Normally the departing will not only have a right to contact former clients, but he/she normally has an obligation to contact the client and tell her that he/she has departed from the firm or practice. This will normally not constitute solicitation. It is important to know that for lawyers, a 2009 Law Society guideline clearly mirrors the long-standing requirements of Canadian law by saying that clients should be told of their options for continued representation by the firm, by the departing firm member or by a new lawyer or paralegal chosen by the client…If the firm will not agree to provide clear direction on how the clients will be notified of the lawyer’s or paralegal’s departure, the departing lawyer or paralegal should advise the clients in a neutral manner that he or she is leaving and of the client’s options for continued representation. In an ideal world, the firm and departing lawyer would cooperate and the firm would take the lead in contacting the affected clients and presenting them with the three options.
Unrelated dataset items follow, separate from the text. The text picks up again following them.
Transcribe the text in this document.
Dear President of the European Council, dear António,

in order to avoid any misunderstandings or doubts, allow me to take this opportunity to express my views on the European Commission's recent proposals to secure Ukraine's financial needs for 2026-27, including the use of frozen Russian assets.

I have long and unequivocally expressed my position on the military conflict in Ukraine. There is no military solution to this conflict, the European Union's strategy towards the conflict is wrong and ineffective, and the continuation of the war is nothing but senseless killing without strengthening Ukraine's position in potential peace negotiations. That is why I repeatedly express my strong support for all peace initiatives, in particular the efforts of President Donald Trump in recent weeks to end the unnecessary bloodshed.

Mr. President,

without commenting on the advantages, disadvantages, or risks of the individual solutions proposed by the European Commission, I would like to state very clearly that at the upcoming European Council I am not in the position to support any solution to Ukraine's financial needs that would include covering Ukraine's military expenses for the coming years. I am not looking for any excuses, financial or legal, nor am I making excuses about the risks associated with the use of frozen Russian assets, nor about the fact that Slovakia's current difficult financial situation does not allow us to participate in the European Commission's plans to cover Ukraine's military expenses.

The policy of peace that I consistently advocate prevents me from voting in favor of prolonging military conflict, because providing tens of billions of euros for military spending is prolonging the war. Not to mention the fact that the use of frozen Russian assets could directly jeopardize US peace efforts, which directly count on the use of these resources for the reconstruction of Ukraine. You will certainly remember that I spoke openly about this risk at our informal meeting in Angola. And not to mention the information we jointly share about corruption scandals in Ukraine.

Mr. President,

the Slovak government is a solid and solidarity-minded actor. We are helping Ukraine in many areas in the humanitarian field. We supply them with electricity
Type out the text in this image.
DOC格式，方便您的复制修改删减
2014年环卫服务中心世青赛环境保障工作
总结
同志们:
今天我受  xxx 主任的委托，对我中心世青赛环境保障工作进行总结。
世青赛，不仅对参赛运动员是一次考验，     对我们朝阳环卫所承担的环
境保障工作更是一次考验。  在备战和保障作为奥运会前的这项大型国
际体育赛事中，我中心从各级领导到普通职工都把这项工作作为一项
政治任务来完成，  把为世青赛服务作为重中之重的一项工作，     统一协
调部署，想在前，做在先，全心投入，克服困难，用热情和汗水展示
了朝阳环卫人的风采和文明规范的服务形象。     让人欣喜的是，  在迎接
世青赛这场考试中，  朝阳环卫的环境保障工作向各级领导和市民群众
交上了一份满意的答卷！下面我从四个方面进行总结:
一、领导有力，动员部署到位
If you are an employer, what you don’t want to do is where you learns of your junior professional’s intent to leave the practice then to lock the junior personal out immediately. This is an instinctive reaction. It is an instinctive reaction of senior professionals to think that all the patients or clients are his/hers. The senior professional is wrong in this. There is no property in a dentist’s patients and, similarly, in my view, there is no property in an optometrist’s patients. These clients/patients are free to follow the departing employee if that client/patient wishes to do so. LIke I mentioned above, a departing employee has a right and a duty to notify them of their new location. [ What about breaches of confidentiality? Again, in the case of professionals such as doctors, lawyers or dentists, A departing attorney or other professional is allowed to take, even to download, a listing of the clients, patients she/ he has personally acted for with in order to contact them and offer them the choice to remain of tocome with him/her and continue the relationship. For example, in the case of Lodwig v. Mather, the court found that a departing dentist has the right to print off a list of patients from the employer’s computer in order to identify and contact the patients he personally treated. The Judge in this case said that a dentist who practices as an associate or even as an employee of another dentist, has the right to have access to or retain the names of the patients with whom he or she has had an exclusive or primary dentist-patient relationship and to advise those patients of the change of location of his or her practic In Goodman v. Newman the court found that a departing dentist who took with him a list of the five or six hundred patient that he had personally cared for did not offend any duties of confidentiality. The client list was not confidential information. In the case of Cressman the Judge concluded that downloading a lost of patients who the departing optometrist was scheduled to see over the next two months, contacting them and telling them about her departure and then giving them a choice of staying with her or with the old practice was something the optometrist “had both a right and a duty to do.” Therefore normally it will be clear that the use of the clinic’s or firm’s client list to contact their clients/patient lists and provide them with the required choices will not be a breach of any duty of confidentiality.
This is not legal advice. It is a case comment taken from the above noted case.